Now, she works as a flight attendant with Southwest Airlines. She misses teaching, but there are advantages to her new profession.
"Teachers are never really off the clock," she said. "Now, I can do my job and go home."
Stefanie Buscher taught instrumental music in the Rockwood, Missouri, school district for more than 11 years. In 2020, she gave birth to a preterm baby. After her maternity leave, she was required to come back in person for band rehearsals and football games. She was worried about the risk that COVID posed to her infant, so she ended up leaving the district -- and teaching altogether.
"I was a career teacher, but I felt I had no choice," she said. She felt like she had to choose between her career and protecting her baby. She also said she "made the mistake of watching a few Rockwood school board meetings online," where she heard community members criticizing teachers during an already-difficult time to teach.
"It's heartbreaking," said Buscher. "You're in it for the kids, but there are all these other things."
Buscher recently got her real estate license and now works as a real estate agent.
Parents and politicians who began attacking teachers during the pandemic, and who have only intensified their efforts since then, are starting to see the consequences of their behavior as districts around the country are experiencing teacher shortages. But the impact will be much bigger than just a few widely reported shortages.

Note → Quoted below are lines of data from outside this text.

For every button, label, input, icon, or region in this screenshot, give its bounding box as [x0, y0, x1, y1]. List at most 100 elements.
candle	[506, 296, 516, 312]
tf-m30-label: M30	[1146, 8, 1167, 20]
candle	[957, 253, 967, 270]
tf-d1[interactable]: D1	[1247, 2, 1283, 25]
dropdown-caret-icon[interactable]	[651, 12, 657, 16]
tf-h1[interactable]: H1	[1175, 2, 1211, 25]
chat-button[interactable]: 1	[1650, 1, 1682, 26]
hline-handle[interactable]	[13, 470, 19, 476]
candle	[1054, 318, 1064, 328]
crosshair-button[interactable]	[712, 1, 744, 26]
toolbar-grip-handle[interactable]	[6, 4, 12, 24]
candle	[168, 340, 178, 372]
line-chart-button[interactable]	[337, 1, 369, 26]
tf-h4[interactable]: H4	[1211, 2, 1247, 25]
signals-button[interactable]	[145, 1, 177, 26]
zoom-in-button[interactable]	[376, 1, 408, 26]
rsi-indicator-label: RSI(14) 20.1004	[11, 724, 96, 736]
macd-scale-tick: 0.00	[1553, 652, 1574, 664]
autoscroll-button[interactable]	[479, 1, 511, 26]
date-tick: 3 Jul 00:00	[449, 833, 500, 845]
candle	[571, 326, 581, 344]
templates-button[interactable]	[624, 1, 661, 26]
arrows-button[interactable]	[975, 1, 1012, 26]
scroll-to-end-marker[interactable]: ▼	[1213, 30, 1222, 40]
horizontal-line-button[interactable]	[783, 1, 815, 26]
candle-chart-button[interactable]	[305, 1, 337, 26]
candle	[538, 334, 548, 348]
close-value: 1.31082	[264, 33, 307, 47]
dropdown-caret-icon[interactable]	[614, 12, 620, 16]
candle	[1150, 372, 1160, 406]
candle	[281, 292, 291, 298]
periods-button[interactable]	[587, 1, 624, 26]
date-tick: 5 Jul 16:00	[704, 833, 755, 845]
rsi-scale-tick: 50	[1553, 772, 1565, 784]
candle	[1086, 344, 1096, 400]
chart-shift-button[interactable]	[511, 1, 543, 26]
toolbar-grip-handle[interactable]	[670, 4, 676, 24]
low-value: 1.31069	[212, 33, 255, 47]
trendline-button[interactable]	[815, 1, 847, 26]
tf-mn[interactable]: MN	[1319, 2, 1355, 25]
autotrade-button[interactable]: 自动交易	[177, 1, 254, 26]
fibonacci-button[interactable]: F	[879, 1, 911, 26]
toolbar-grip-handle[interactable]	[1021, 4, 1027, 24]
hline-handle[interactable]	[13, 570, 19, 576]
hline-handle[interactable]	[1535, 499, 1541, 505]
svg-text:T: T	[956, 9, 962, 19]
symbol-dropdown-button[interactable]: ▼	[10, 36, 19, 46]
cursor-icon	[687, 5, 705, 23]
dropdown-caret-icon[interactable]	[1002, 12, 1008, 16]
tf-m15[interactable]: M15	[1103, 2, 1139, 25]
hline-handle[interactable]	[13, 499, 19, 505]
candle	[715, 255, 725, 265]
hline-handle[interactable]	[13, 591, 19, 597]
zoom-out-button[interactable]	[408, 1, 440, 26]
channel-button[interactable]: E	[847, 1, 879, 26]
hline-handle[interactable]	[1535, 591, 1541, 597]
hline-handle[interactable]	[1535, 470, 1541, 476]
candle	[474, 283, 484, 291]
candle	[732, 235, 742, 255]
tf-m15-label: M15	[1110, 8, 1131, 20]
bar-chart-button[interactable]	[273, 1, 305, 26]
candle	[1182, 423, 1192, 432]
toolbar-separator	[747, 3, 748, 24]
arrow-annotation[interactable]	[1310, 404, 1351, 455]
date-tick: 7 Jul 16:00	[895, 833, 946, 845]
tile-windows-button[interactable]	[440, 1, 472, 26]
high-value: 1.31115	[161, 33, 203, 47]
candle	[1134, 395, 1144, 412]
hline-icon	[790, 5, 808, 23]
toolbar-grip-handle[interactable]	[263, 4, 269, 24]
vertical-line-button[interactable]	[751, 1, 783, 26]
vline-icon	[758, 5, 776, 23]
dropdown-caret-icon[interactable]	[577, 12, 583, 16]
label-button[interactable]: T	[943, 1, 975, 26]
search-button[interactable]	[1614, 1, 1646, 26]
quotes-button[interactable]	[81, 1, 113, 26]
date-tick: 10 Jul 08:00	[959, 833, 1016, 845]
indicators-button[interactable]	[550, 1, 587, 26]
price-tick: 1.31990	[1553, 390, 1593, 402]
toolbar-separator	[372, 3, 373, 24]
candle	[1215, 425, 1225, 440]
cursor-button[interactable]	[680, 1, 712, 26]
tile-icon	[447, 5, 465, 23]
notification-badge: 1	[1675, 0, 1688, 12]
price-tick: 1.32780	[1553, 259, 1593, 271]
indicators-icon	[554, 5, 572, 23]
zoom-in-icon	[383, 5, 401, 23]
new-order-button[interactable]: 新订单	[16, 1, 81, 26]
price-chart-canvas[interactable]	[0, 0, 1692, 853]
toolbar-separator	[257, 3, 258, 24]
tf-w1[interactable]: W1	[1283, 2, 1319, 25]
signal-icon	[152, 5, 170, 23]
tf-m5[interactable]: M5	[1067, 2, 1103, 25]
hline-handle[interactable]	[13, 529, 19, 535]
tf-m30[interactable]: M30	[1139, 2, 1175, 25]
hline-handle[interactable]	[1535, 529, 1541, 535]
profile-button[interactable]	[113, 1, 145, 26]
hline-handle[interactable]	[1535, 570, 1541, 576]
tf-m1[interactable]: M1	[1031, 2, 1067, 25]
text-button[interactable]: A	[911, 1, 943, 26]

School districts in poorer areas have had to contend with teacher shortages for decades. Now, middle-class public schools, as well as affluent schools serving predominantly white students, will suffer in similar ways: less-experienced educators, larger classrooms and fewer specialized subjects, for example.
You can't devalue, dehumanize and demoralize professionals and expect them all to just keep taking it.
When you make teachers the target, you're ultimately aiming at your own children.